L'arrachoir de Françoise Favretto par François Huglo

Les Parutions

19 sept.
2012

L'arrachoir de Françoise Favretto par François Huglo

 

 

            News from Wonderland ? Le lecteur, le personnage et l’auteur qui traversent ce livre, ont souvent l’impression de croiser des fous, ainsi dans cette brève nouvelle où la paie de l’ouvrier revient à son patron sous forme de don de menue monnaie, en dépannage, ou dans celle où des enfants guettent l’étrange visiteur de leur mère. Si lecture et écriture sont toujours mêlées, Françoise Favretto, revuiste, chroniqueuse, éditrice, semble inclure la seconde dans la première plutôt que l’inverse. Jeune lectrice de Montaigne, elle crut « qu’écrire était autobiographique », mais la vie de l’auteur des Essais s’écoule et s’écrit au fil de ses lectures. « Lire pour vivre : chercher des réponses que jamais on ne trouve ou trouver quelque chose qu’on ne cherchait pas », c’est choisir ou assumer l’étrangeté, la disponibilité, l’émerveillement et la déception, l’acceptation d’être « fait » et « défait » par la lecture, l’errance, alors que la priorité donnée à l’écriture dominatrice, identitaire, sédentaire, sur la lecture, risque d’entretenir la paranoïa dans l’ombre du solipsisme. Le lecteur, disait Michel de Certeau, braconne sur les terres de l’auteur, déjoue sa stratégie par des tactiques. La lecture est enfant de Bohême, d’où les « chroniques errantes » continuées ici par Françoise Favretto. Elle y parle rarement de livres, mais son écriture sans pose, ne pesant d’aucune autorité, légère comme « le trait juste et souple » des gestes des femmes africaines, est bien celle d’une lectrice voletant dans le feuillage bruissant des pages imprimées et ne se posant que pour reprendre son envol. Au « désir pur » (d’être lu) des auteurs selon Roland Barthes, faut-il opposer l’amour dit « platonique » de ce lecteur que fut Kafka : « À travers les lettres, j’ai trouvé des âmes » ?

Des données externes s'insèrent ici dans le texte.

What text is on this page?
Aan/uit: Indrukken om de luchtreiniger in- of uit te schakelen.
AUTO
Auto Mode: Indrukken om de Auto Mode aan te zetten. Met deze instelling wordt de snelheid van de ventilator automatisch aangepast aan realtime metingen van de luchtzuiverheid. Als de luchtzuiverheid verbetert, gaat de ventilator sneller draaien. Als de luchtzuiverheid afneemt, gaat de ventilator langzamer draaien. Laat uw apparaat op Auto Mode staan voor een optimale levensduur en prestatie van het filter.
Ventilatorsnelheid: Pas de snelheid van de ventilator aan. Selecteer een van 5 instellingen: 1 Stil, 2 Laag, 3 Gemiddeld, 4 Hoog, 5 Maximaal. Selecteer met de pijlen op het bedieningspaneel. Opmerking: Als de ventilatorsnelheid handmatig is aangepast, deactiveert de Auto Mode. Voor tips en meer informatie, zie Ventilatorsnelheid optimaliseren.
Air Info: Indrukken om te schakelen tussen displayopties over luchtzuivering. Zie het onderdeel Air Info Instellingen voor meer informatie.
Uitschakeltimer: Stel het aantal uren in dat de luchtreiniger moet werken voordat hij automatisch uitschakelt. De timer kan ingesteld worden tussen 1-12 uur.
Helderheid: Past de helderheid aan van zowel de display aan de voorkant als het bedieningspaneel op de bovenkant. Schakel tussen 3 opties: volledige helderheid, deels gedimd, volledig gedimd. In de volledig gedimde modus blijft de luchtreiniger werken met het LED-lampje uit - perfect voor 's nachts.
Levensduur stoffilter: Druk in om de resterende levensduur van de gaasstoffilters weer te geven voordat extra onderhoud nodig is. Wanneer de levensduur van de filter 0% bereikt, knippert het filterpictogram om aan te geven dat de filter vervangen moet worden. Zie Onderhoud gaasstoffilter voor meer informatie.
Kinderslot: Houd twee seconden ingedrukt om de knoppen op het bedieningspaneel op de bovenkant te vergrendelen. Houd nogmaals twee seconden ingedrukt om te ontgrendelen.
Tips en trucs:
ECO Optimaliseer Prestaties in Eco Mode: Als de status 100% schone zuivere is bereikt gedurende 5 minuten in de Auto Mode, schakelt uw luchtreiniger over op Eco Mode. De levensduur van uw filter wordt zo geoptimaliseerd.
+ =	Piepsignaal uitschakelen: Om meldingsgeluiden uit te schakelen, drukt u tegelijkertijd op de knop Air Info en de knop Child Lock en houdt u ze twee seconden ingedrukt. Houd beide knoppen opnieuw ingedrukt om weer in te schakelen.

            Qui prononce la première phrase, « je suis une héroïne de roman » ? L’auteur ou  « son » héroïne ? L’une chasse l’autre, en un jeu de chat perché ou pigeon vole, et l’une ramène à l’autre, ne cesse de le (ou la) hanter, d’être celle qu’il cherchait ou ne cherchait pas. Madame Bovary, ce pourrait être elle, mais non, Madame Bovary et elle sont en vacance(s), et quand les personnages en quête d’auteur sortent du placard, « personne n’est sûr que tout le monde a travaillé ». Quel souvenir n’est pas fictif ? Si l’amie peut ressembler à « moi passée », à qui ressemble le personnage prénommé Anita ?  « Je » se souvient d’un autre qui se souvient. Dès les premiers pas hors de la chaumine familiale, qu’avons-nous rencontré d’autre que des fâcheuses sorcières (Hervé Poulard couvant une secrète haine appartient à cette espèce) ou des fées secrètement complices et confidentes, qui aident à traverser ce monde aussi fou que Wonderland en volant au secours des arbustes et des cerfs menacés par le massacre ?

            Il existe des objets-fées : poupée-grand-mère invulnérable, même éventrée par le chien, capsule de fanta trouvée, puis vendue comme une pépite par un enfant africain, cœur ou cul dessiné par un détenu, ou encore non-sculptures de Loulou, figures sans arrogance, encombrement citadin ni coût public. Et aux fées de flore et de faune, F.F . voue une attention tôt apprise chez Rousseau. Mais l’adolescence (des autres) rompt un charme (d’enfance), celui par exemple de l’intime gémellité cousin-cousine, ou d’une brève escapade, le temps d’un pipi dehors, entre sœurs, en compagnie des grenouilles et des grillons.

            Françoise Favretto écrit comme on lit, comme on mue, comme on s’arrache des contraintes, comme on s’arrache des pages pour aérer des regards.